At g4g I got from Oskar an Alex's Black Hole
. Solving has been an interesting experience.
This puzzle is in the same vein as the Crossteaser, Patapata Cube/Cubedron, Bram's Black Hole, and Bram's Rocket, in that there's a gap but the pieces also reorient. The difficulty is a little hard to assess, because it's fairly straightforward to figure out enough that if you scramble it up you have a one in three chance of being able to solve it on each try, and it isn't such a big deal to just rescramble it and try again if you fail, so in that sense it's just a bit harder than the Cubedron, but figuring out an elegant way of solving the very last step is much more difficult, making it much closer to the Crossteaser in difficulty.
The first thing to know in this puzzle is that there's a parity to the orientation of the center. If it's rotated 90 degrees, then two pieces become swapped. The easiest way to avoid problems with this is to simply memorize how one of the pieces should be positioned. For example, in my copy the grooves under the red, white, and blue piece swirl clockwise, so if I start with that piece and get it positioned correctly then the parity will always be correct in the end. Also on mine the grooves under the gap swirl clockwise in the solved state, and I'm going to assume that that's the case for yours as well (although at the time of this writing you probably don't have one, because I think only one or two have ever been made).
For notation I'm going to start by saying where the gap is, with one each of Front or Back, Right or Left, and Up or Down, and specify movement by the direction each piece moves to fill the gap in turn. In cases where it matters, I'm assuming that the gap starts in a spot of the same parity of where it belongs in the solved state - that is, one where the grooves swirl clockwise.

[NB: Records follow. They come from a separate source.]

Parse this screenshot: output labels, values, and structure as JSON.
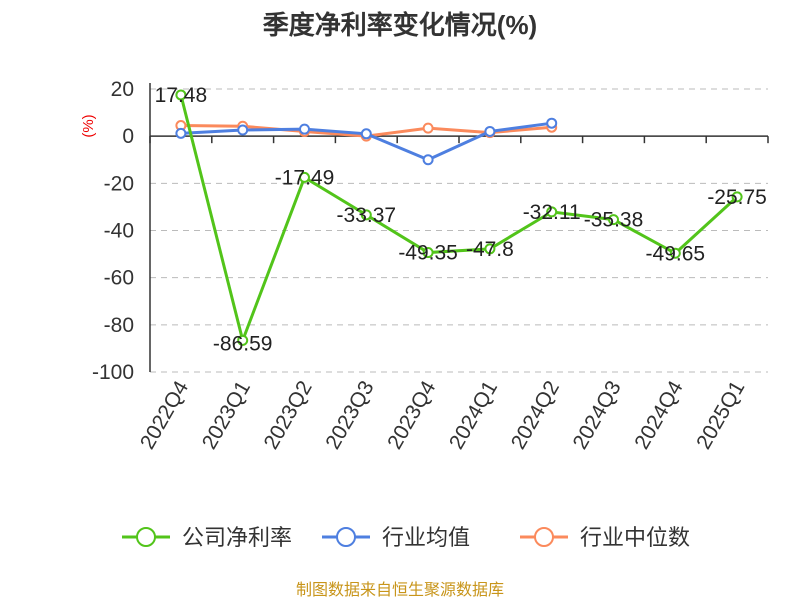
{
  "chart_data": {
    "type": "line",
    "title": "季度净利率变化情况(%)",
    "ylabel": "(%)",
    "ylim": [
      -100,
      20
    ],
    "yticks": [
      20,
      0,
      -20,
      -40,
      -60,
      -80,
      -100
    ],
    "grid": true,
    "legend_position": "bottom",
    "categories": [
      "2022Q4",
      "2023Q1",
      "2023Q2",
      "2023Q3",
      "2023Q4",
      "2024Q1",
      "2024Q2",
      "2024Q3",
      "2024Q4",
      "2025Q1"
    ],
    "series": [
      {
        "name": "公司净利率",
        "color": "#52c41a",
        "values": [
          17.48,
          -86.59,
          -17.49,
          -33.37,
          -49.35,
          -47.8,
          -32.11,
          -35.38,
          -49.65,
          -25.75
        ],
        "labels": true
      },
      {
        "name": "行业均值",
        "color": "#4e7fe0",
        "values": [
          1.2,
          2.6,
          3.0,
          1.0,
          -10.0,
          2.0,
          5.5,
          null,
          null,
          null
        ],
        "labels": false
      },
      {
        "name": "行业中位数",
        "color": "#fb8a5c",
        "values": [
          4.5,
          4.2,
          2.0,
          0.0,
          3.4,
          1.5,
          3.8,
          null,
          null,
          null
        ],
        "labels": false
      }
    ],
    "source": "制图数据来自恒生聚源数据库"
  }
}
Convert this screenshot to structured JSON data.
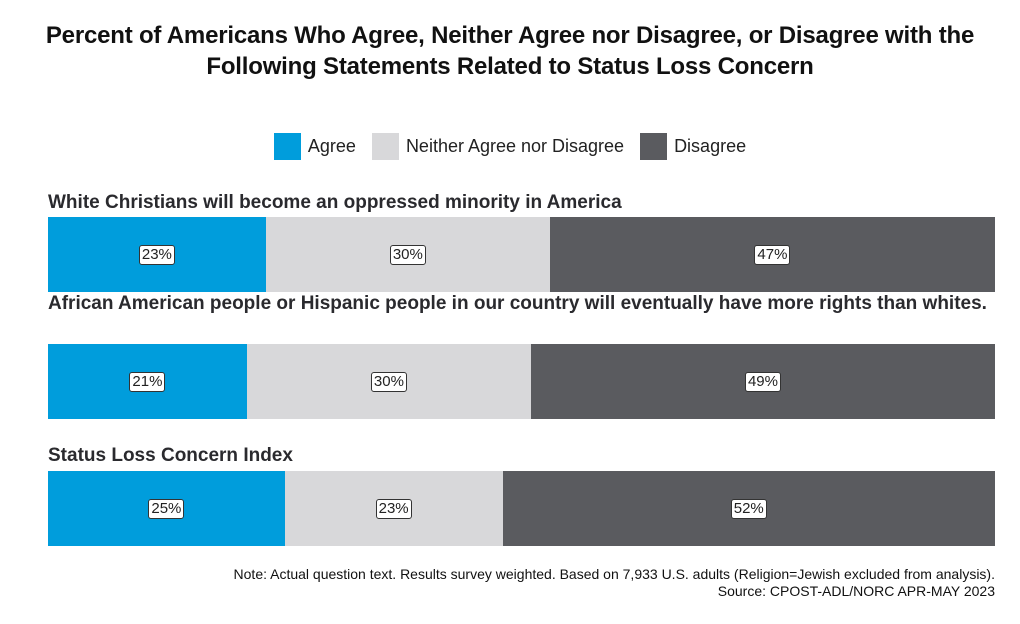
{
  "chart_data": {
    "type": "bar",
    "orientation": "horizontal-stacked-100",
    "title": "Percent of Americans Who Agree, Neither Agree nor Disagree, or Disagree with the Following Statements Related to Status Loss Concern",
    "legend_position": "top",
    "categories": [
      "White Christians will become an oppressed minority in America",
      "African American people or Hispanic people in our country will eventually have more rights than whites.",
      "Status Loss Concern Index"
    ],
    "series": [
      {
        "name": "Agree",
        "color": "#009ddc",
        "values": [
          23,
          21,
          25
        ],
        "labels": [
          "23%",
          "21%",
          "25%"
        ]
      },
      {
        "name": "Neither Agree nor Disagree",
        "color": "#d8d8da",
        "values": [
          30,
          30,
          23
        ],
        "labels": [
          "30%",
          "30%",
          "23%"
        ]
      },
      {
        "name": "Disagree",
        "color": "#5a5b5f",
        "values": [
          47,
          49,
          52
        ],
        "labels": [
          "47%",
          "49%",
          "52%"
        ]
      }
    ],
    "grid": false
  },
  "note": "Note: Actual question text. Results survey weighted. Based on 7,933 U.S. adults (Religion=Jewish excluded from analysis).",
  "source": "Source: CPOST-ADL/NORC APR-MAY 2023"
}
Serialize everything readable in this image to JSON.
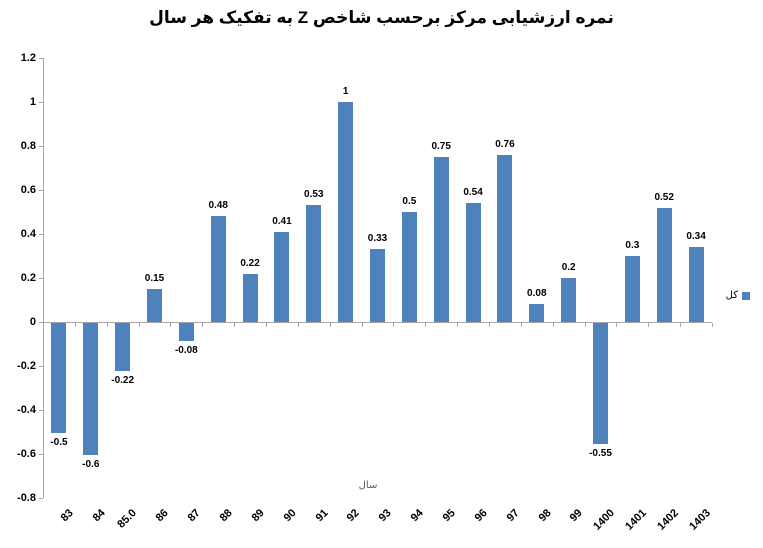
{
  "title": "نمره ارزشیابی مرکز برحسب شاخص Z به تفکیک هر سال",
  "x_axis_title": "سال",
  "legend": {
    "label": "کل"
  },
  "colors": {
    "bar": "#4F81BD",
    "axis": "#A6A6A6",
    "title_text": "#000000",
    "axis_title_text": "#595959"
  },
  "chart_data": {
    "type": "bar",
    "title": "نمره ارزشیابی مرکز برحسب شاخص Z به تفکیک هر سال",
    "xlabel": "سال",
    "ylabel": "",
    "categories": [
      "83",
      "84",
      "85.0",
      "86",
      "87",
      "88",
      "89",
      "90",
      "91",
      "92",
      "93",
      "94",
      "95",
      "96",
      "97",
      "98",
      "99",
      "1400",
      "1401",
      "1402",
      "1403"
    ],
    "values": [
      -0.5,
      -0.6,
      -0.22,
      0.15,
      -0.08,
      0.48,
      0.22,
      0.41,
      0.53,
      1,
      0.33,
      0.5,
      0.75,
      0.54,
      0.76,
      0.08,
      0.2,
      -0.55,
      0.3,
      0.52,
      0.34
    ],
    "value_labels": [
      "-0.5",
      "-0.6",
      "-0.22",
      "0.15",
      "-0.08",
      "0.48",
      "0.22",
      "0.41",
      "0.53",
      "1",
      "0.33",
      "0.5",
      "0.75",
      "0.54",
      "0.76",
      "0.08",
      "0.2",
      "-0.55",
      "0.3",
      "0.52",
      "0.34"
    ],
    "ylim": [
      -0.8,
      1.2
    ],
    "ytick_step": 0.2,
    "ytick_labels": [
      "1.2",
      "1",
      "0.8",
      "0.6",
      "0.4",
      "0.2",
      "0",
      "-0.2",
      "-0.4",
      "-0.6",
      "-0.8"
    ],
    "legend_entries": [
      "کل"
    ],
    "legend_position": "right",
    "grid": false
  }
}
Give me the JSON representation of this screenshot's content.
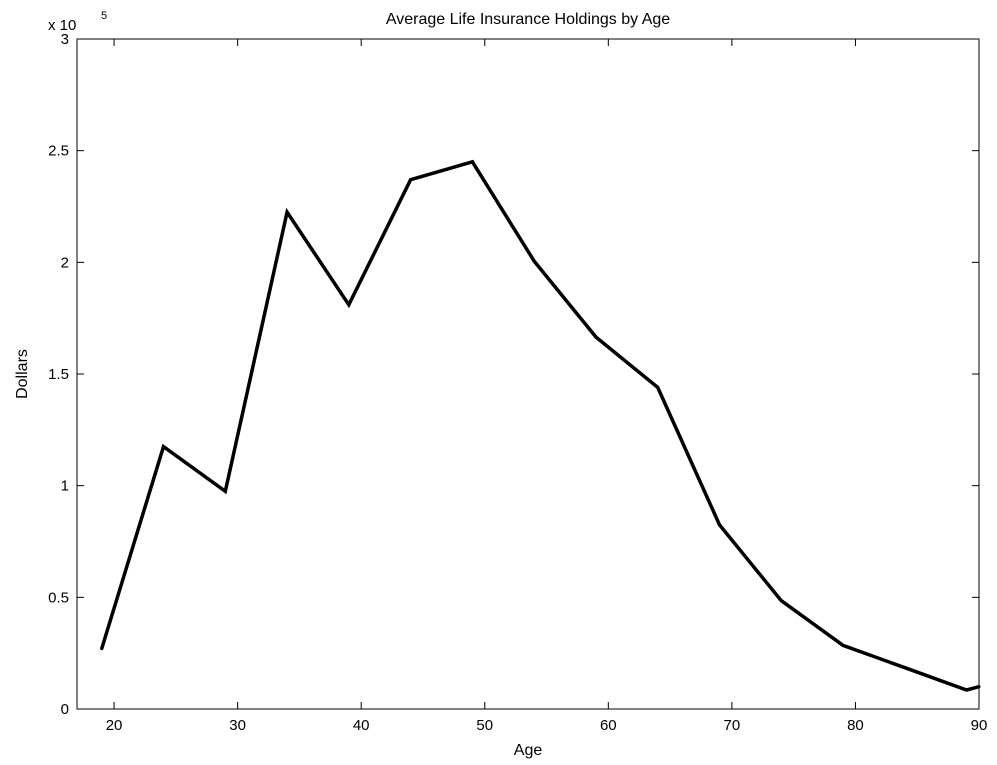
{
  "chart_data": {
    "type": "line",
    "title": "Average Life Insurance Holdings by Age",
    "xlabel": "Age",
    "ylabel": "Dollars",
    "y_exponent_prefix": "x 10",
    "y_exponent_power": "5",
    "xlim": [
      17,
      90
    ],
    "ylim": [
      0,
      3
    ],
    "xticks": [
      "20",
      "30",
      "40",
      "50",
      "60",
      "70",
      "80",
      "90"
    ],
    "yticks": [
      "0",
      "0.5",
      "1",
      "1.5",
      "2",
      "2.5",
      "3"
    ],
    "x": [
      19,
      24,
      29,
      34,
      39,
      44,
      49,
      54,
      59,
      64,
      69,
      74,
      79,
      84,
      89,
      90
    ],
    "y": [
      0.27,
      1.175,
      0.975,
      2.225,
      1.81,
      2.37,
      2.45,
      2.005,
      1.665,
      1.44,
      0.825,
      0.485,
      0.285,
      0.185,
      0.085,
      0.1
    ],
    "grid": false,
    "line_color": "#000000"
  }
}
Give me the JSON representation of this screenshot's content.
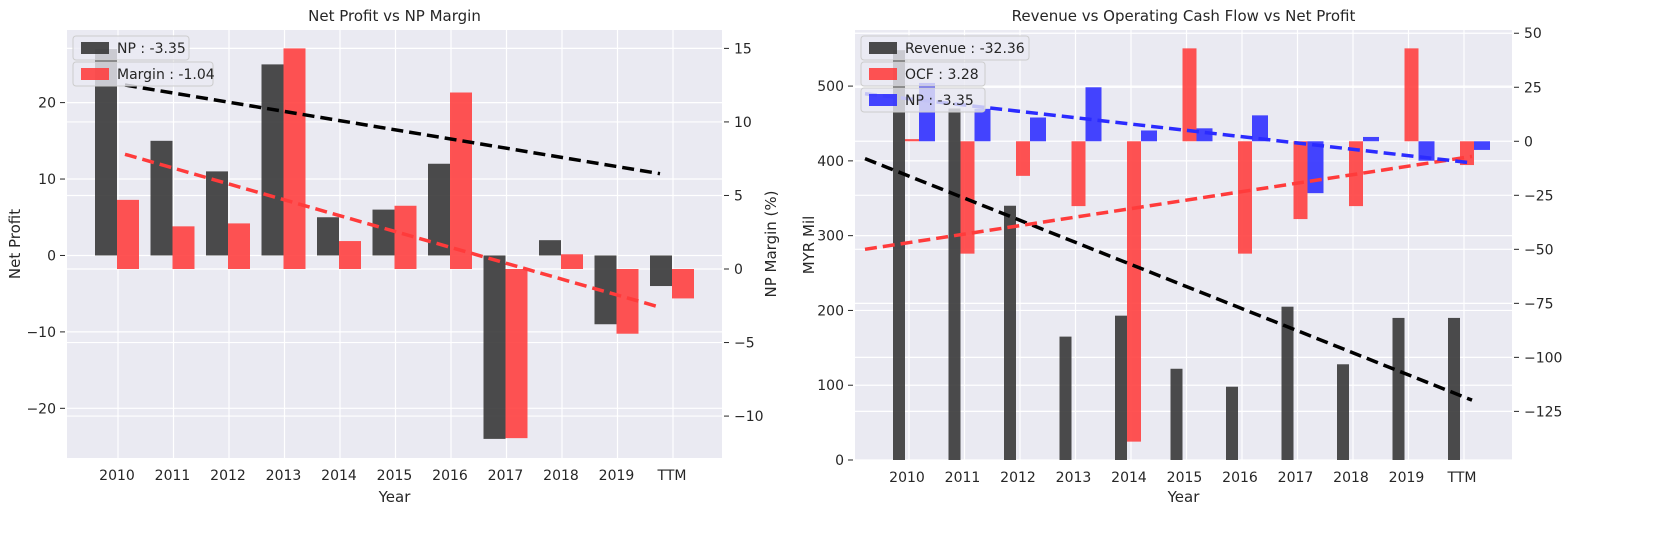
{
  "chart_data": [
    {
      "type": "bar",
      "title": "Net Profit vs NP Margin",
      "xlabel": "Year",
      "ylabel": "Net Profit",
      "ylabel_right": "NP Margin (%)",
      "categories": [
        "2010",
        "2011",
        "2012",
        "2013",
        "2014",
        "2015",
        "2016",
        "2017",
        "2018",
        "2019",
        "TTM"
      ],
      "ylim": [
        -26.5,
        29.5
      ],
      "ylim_right": [
        -12.85,
        16.25
      ],
      "yticks": [
        -20,
        -10,
        0,
        10,
        20
      ],
      "yticks_right": [
        -10,
        -5,
        0,
        5,
        10,
        15
      ],
      "grid": true,
      "legend_position": "top-left",
      "series": [
        {
          "name": "NP : -3.35",
          "axis": "left",
          "color": "#333333",
          "values": [
            27,
            15,
            11,
            25,
            5,
            6,
            12,
            -24,
            2,
            -9,
            -4
          ],
          "trend": [
            22.3,
            10.7
          ]
        },
        {
          "name": "Margin : -1.04",
          "axis": "right",
          "color": "#ff3b3b",
          "values": [
            4.7,
            2.9,
            3.1,
            15,
            1.9,
            4.3,
            12,
            -11.5,
            1,
            -4.4,
            -2
          ],
          "trend": [
            7.8,
            -2.6
          ]
        }
      ]
    },
    {
      "type": "bar",
      "title": "Revenue vs Operating Cash Flow vs Net Profit",
      "xlabel": "Year",
      "ylabel": "MYR Mil",
      "categories": [
        "2010",
        "2011",
        "2012",
        "2013",
        "2014",
        "2015",
        "2016",
        "2017",
        "2018",
        "2019",
        "TTM"
      ],
      "ylim": [
        0,
        575
      ],
      "ylim_right": [
        -147.5,
        51.5
      ],
      "yticks": [
        0,
        100,
        200,
        300,
        400,
        500
      ],
      "yticks_right": [
        -125,
        -100,
        -75,
        -50,
        -25,
        0,
        25,
        50
      ],
      "grid": true,
      "legend_position": "top-left",
      "series": [
        {
          "name": "Revenue : -32.36",
          "axis": "left",
          "color": "#333333",
          "values": [
            548,
            470,
            340,
            165,
            193,
            122,
            98,
            205,
            128,
            190,
            190
          ],
          "trend": [
            403,
            80
          ]
        },
        {
          "name": "OCF : 3.28",
          "axis": "right",
          "color": "#ff3b3b",
          "values": [
            1,
            -52,
            -16,
            -30,
            -139,
            43,
            -52,
            -36,
            -30,
            43,
            -11
          ],
          "trend": [
            -50,
            -7
          ]
        },
        {
          "name": "NP : -3.35",
          "axis": "right",
          "color": "#2b2bff",
          "values": [
            27,
            15,
            11,
            25,
            5,
            6,
            12,
            -24,
            2,
            -9,
            -4
          ],
          "trend": [
            22,
            -10
          ]
        }
      ]
    }
  ]
}
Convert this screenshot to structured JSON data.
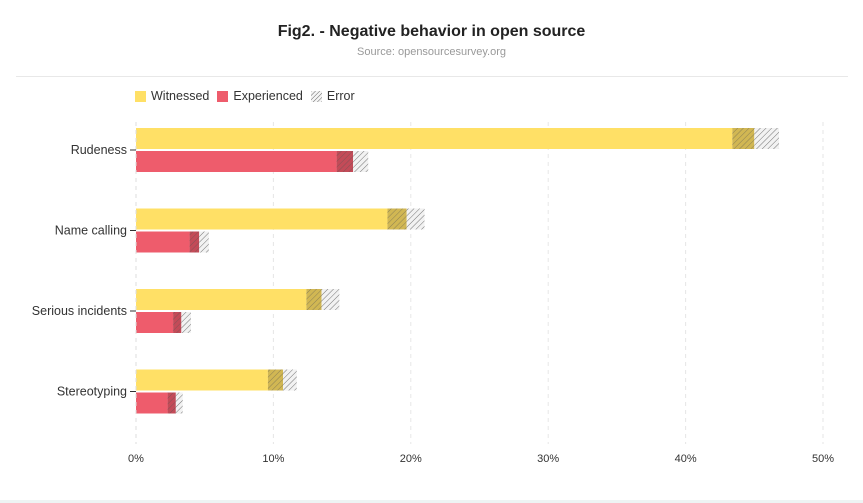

The most basic sequence is to simply rotate three pieces in place four times, thereby changing the orientations of all of them, like (BUFD)3. You can use this sequence to always solve the first face (although you sometimes have to move pieces out, do the sequence, and move them back in again) and then use it to solve two of the three pieces on the second face, although you might have to do some inversions, for example if the gap is in UFR and the piece in UBL is oriented correctly, you can turn the piece at URB clockwise by doing (UBDF)3 RBL (UFDB)3 RFL.
The orientation of the final corner is where things get interesting. The thematic approach for this type of puzzle is to figure out a sequence where each piece except for one winds up retracing all of its steps during the sequence. I'll call these 'tree-style' sequences. The question of, for any given graph, what paths one piece can be made to take while returning all others to where they started regardless of what kind of reorientation the puzzle involves is an interesting one which to my knowledge has never been studied. As it happens, the Crossteaser and Alex's Black Hole are fairly analogous here, so I tried using my sequence for the Crossteaser, which happened to not work on this puzzle, so I had to come up with a new sequence, which it turns out is better not only because it works on Alex's Black Hole but because it's fewer moves as well.
To rotate a piece next to the gap counterclockwise, position it at UBR with the gap at UFR, and do the sequence UFDRBLFRBLFUBDRFLBUFDBRFLUBDRFLB. Note that F means *towards* the front. If you watch carefully what each of the pieces does in this sequence, you'll notice that all of them except for one repeatedly retrace their steps, resulting in them having the same orientation as when they started (I remember this sequence by visualizing where the two pieces which start on the bottom go). To turn one piece clockwise, do the same sequence either mirror imaged or in reverse.
The above is a perfectly good solution, but it can be improved on, using what I'd like to call Polo-style sequences, in honor of Alex Polonsky, who came up with this puzzle. I can't help but tell an old slightly off-color joke to explain what a Polo-style sequence is. Please appreciate that this is meant in good humor, and that the point is literally applicable in this case:
Q: How many Polonskys does it take to change a light buld?
A: One hundred. One to hold the light bulb, and 99 to rotate the room.
Let's say you've positioned the pieces of the bottom layer and wish to rotate the piece at FDL clockwise. You can do this the way described previously, which is fairly awkward, or you can move the gap to FUR and do the sequence UFRDBLUFRB. This has the curious property that the two pieces which are 'rotated' aren't moved once in the entire sequence. That's because the entire rest of the pieces literally move around them! Once you've done the sequence, you have to reorient the puzzle as a whole to get the pieces back where they started. The trailing RB in the above sequence can be left off when you're just doing the first layer. This is a fun and fast way of doing the first layer, because it allows you to simply position everything and then orient, without having to awkwardly undo the positioning to do the reorienting. Likewise it can be used to orient the next to last piece.
Polo-style sequences can also be used to make for fewer moves to reorient the very last piece. For example, you can position the gap at UFL and rotate the piece at UFR clockwise by doing ULFRDLBRULF D BRULFRDLFRU LFRBLFR. I put in spaces to divide this sequence into its logical parts - first the bottom face snakes onto the front, then it snakes onto the top, then the remaining pieces get back into place. At the end you have to flip the cube as a whole back over again. This sequence is two fewer moves than the previously given on, and is a lot zanier.